After a two-week trial, the jury awarded plaintiffs only a fraction of the damages calculated by the plaintiffs’ expert.
Retained by O’Melveny & Myers
ArcSoft, a privately-held U.S. based software company, was bought out by a group of investors (that included ArcSoft’s CEO) in 2017. In 2019, ArcSoft went public through an IPO in China, and ArcSoft’s valuation at that time was significantly higher than its valuation at the time of the buyout.
The plaintiffs, a group of ArcSoft investors who sold their shares in the 2017 buyout, alleged that ArcSoft and its CEO persuaded them to sell their shares in the buyout at a price far below fair market value by making misleading statements that ArcSoft was in financial decline. Plaintiffs alleged that if they had known the truth, they would not have accepted the share price that was offered in the 2017 buyout.
Counsel retained Cornerstone Research to support Rick Van Zijl and Reza Dibadj of the University of San Francisco, both of whom testified at trial.

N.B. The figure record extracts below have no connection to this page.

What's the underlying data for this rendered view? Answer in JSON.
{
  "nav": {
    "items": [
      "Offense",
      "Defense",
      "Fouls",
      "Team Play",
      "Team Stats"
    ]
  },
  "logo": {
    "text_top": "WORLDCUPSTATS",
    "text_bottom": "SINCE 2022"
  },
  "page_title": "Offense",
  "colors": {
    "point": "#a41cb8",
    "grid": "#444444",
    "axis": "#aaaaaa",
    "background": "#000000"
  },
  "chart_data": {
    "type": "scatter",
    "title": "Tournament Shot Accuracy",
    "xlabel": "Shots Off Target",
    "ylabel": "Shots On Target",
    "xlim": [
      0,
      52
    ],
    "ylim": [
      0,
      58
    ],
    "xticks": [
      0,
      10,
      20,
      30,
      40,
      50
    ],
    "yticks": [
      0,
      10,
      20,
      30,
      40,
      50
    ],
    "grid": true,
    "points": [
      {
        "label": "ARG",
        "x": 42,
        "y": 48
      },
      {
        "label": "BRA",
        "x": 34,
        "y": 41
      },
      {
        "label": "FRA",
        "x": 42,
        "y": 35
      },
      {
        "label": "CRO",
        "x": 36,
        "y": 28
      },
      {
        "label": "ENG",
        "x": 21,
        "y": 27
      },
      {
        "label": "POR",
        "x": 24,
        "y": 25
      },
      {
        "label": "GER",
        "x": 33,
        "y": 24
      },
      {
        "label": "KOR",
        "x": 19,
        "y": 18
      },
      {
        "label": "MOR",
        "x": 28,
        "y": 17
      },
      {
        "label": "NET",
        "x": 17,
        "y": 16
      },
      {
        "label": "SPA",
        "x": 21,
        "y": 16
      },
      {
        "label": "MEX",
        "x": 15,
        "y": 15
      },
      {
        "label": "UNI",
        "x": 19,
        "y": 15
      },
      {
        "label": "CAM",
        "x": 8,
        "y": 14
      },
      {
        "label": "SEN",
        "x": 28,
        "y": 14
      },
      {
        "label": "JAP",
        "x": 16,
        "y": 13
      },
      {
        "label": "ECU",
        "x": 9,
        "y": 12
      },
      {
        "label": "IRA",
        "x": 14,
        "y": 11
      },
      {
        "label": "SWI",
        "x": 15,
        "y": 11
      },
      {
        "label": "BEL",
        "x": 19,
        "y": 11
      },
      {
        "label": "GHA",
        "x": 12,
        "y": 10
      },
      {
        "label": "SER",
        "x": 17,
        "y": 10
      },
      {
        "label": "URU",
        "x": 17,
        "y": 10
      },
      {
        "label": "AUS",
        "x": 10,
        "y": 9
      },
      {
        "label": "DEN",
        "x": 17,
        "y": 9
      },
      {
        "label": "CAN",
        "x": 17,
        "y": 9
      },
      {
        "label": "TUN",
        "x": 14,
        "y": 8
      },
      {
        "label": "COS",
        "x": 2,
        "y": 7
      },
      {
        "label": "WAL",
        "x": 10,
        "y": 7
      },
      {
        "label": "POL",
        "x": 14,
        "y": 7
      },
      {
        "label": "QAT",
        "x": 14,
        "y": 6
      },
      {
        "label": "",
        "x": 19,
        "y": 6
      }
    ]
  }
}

- Van Zijl rebutted plaintiffs’ experts’ opinions regarding the growth profile of ArcSoft at the time of the buyout as well as their valuation analyses, including discounted cash flow (DCF), comparables and previous transactions.
- Professor Dibadj rebutted plaintiffs’ experts’ opinions regarding the corporate governance processes surrounding the buyout of ArcSoft’s shares in 2017, and the defendants’ purported duty to disclose certain information to shareholders during the buyout.
After a two-week jury trial in the U.S. District Court, for the Northern District of California, the jury slashed Plaintiffs’ requested damages by over 95%.